The latest piece of data is emboldening economists and analysts to start predicting the extension of the European Central Bank’s €1.1 trillion quantitative easing programme, currently due to expire in September 2016.
Standard & Poor’s is one forecaster now publicly predicting an extension of ECB QE. The credit rating agency pointed to appreciation of the euro versus emerging markets currencies as likely to provide a further drag on prices across the continent.
Rival firm Moody’s Analytics has similar concerns, and picked out low energy prices as offering continued downward pressure on prices.
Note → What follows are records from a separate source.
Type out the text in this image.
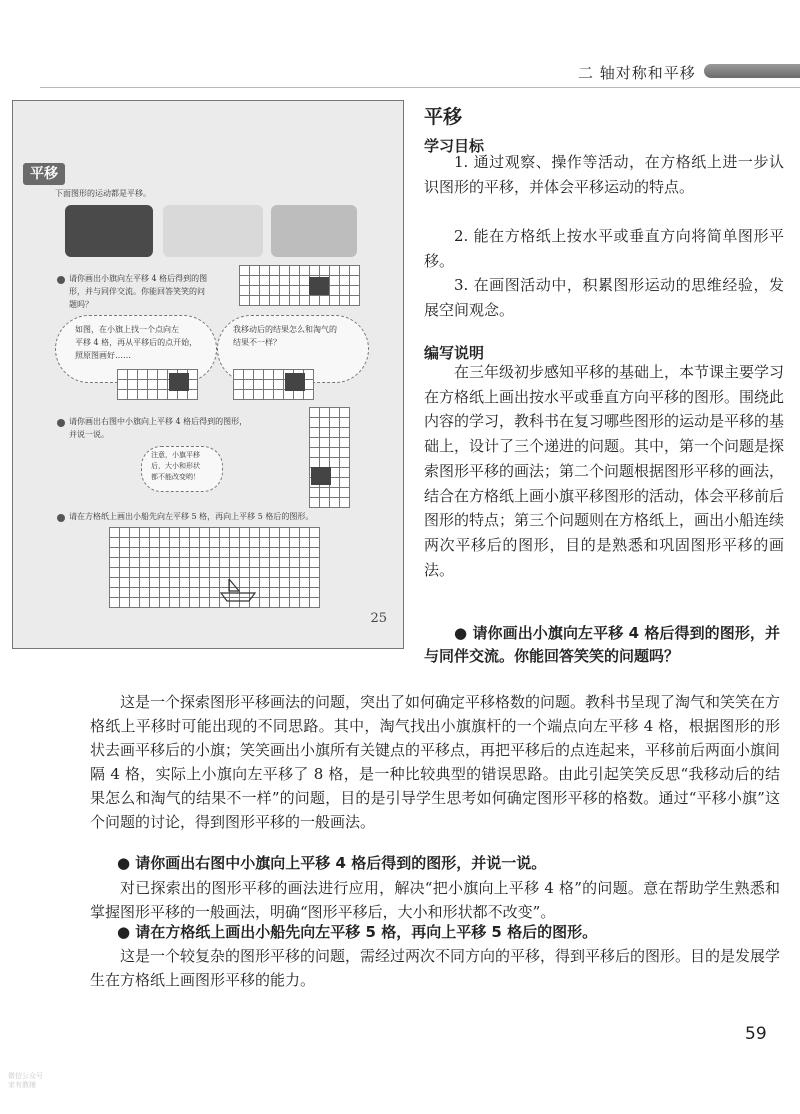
二 轴对称和平移
平移
下面图形的运动都是平移。
请你画出小旗向左平移 4 格后得到的图
形，并与同伴交流。你能回答笑笑的问
题吗？
如图，在小旗上找一个点向左
平移 4 格，再从平移后的点开始，
照原图画好……
我移动后的结果怎么和淘气的
结果不一样？
请你画出右图中小旗向上平移 4 格后得到的图形，
并说一说。
注意，小旗平移
后，大小和形状
都不能改变哟！
请在方格纸上画出小船先向左平移 5 格，再向上平移 5 格后的图形。
25
平移
学习目标
1. 通过观察、操作等活动，在方格纸上进一步认识图形的平移，并体会平移运动的特点。
2. 能在方格纸上按水平或垂直方向将简单图形平移。
3. 在画图活动中，积累图形运动的思维经验，发展空间观念。
编写说明
在三年级初步感知平移的基础上，本节课主要学习在方格纸上画出按水平或垂直方向平移的图形。围绕此内容的学习，教科书在复习哪些图形的运动是平移的基础上，设计了三个递进的问题。其中，第一个问题是探索图形平移的画法；第二个问题根据图形平移的画法，结合在方格纸上画小旗平移图形的活动，体会平移前后图形的特点；第三个问题则在方格纸上，画出小船连续两次平移后的图形，目的是熟悉和巩固图形平移的画法。
● 请你画出小旗向左平移 4 格后得到的图形，并与同伴交流。你能回答笑笑的问题吗？
这是一个探索图形平移画法的问题，突出了如何确定平移格数的问题。教科书呈现了淘气和笑笑在方格纸上平移时可能出现的不同思路。其中，淘气找出小旗旗杆的一个端点向左平移 4 格，根据图形的形状去画平移后的小旗；笑笑画出小旗所有关键点的平移点，再把平移后的点连起来，平移前后两面小旗间隔 4 格，实际上小旗向左平移了 8 格，是一种比较典型的错误思路。由此引起笑笑反思“我移动后的结果怎么和淘气的结果不一样”的问题，目的是引导学生思考如何确定图形平移的格数。通过“平移小旗”这个问题的讨论，得到图形平移的一般画法。
● 请你画出右图中小旗向上平移 4 格后得到的图形，并说一说。
对已探索出的图形平移的画法进行应用，解决“把小旗向上平移 4 格”的问题。意在帮助学生熟悉和掌握图形平移的一般画法，明确“图形平移后，大小和形状都不改变”。
● 请在方格纸上画出小船先向左平移 5 格，再向上平移 5 格后的图形。
这是一个较复杂的图形平移的问题，需经过两次不同方向的平移，得到平移后的图形。目的是发展学生在方格纸上画图形平移的能力。
59
微信公众号
家有教辅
“Deflation pressures remain in the euro zone, weaker energy prices are contributing to the deflation environment, said Tomas Holinka, an economist at the company. “The price of Brent crude oil has dropped around 25% to $49 per barrel since the beginning of May, after it increased from the low of $45.20 on January 13.”
“Inflation will be low in the coming months as oil deflation eases only slowly and food price growth won’t be strong enough to compensate for low energy prices,” he continued. “The ECB held the main policy rates steady in early September, but the eurozone’s fragile outlook prompted the bank to step up quantitative easing. ECB President Mario Draghi announced that the conditions for bond purchases will be relaxed, allowing the bank to buy up to 33% of debt issued by a member country, up from 25% previously.”
Holinka said in his view the stimulus program could now be prolonged beyond September 2016, if necessary. This kind of ‘ultra-accommodative monetary policy’ should over time increase inflation pressure and support economic growth through higher lending, he added.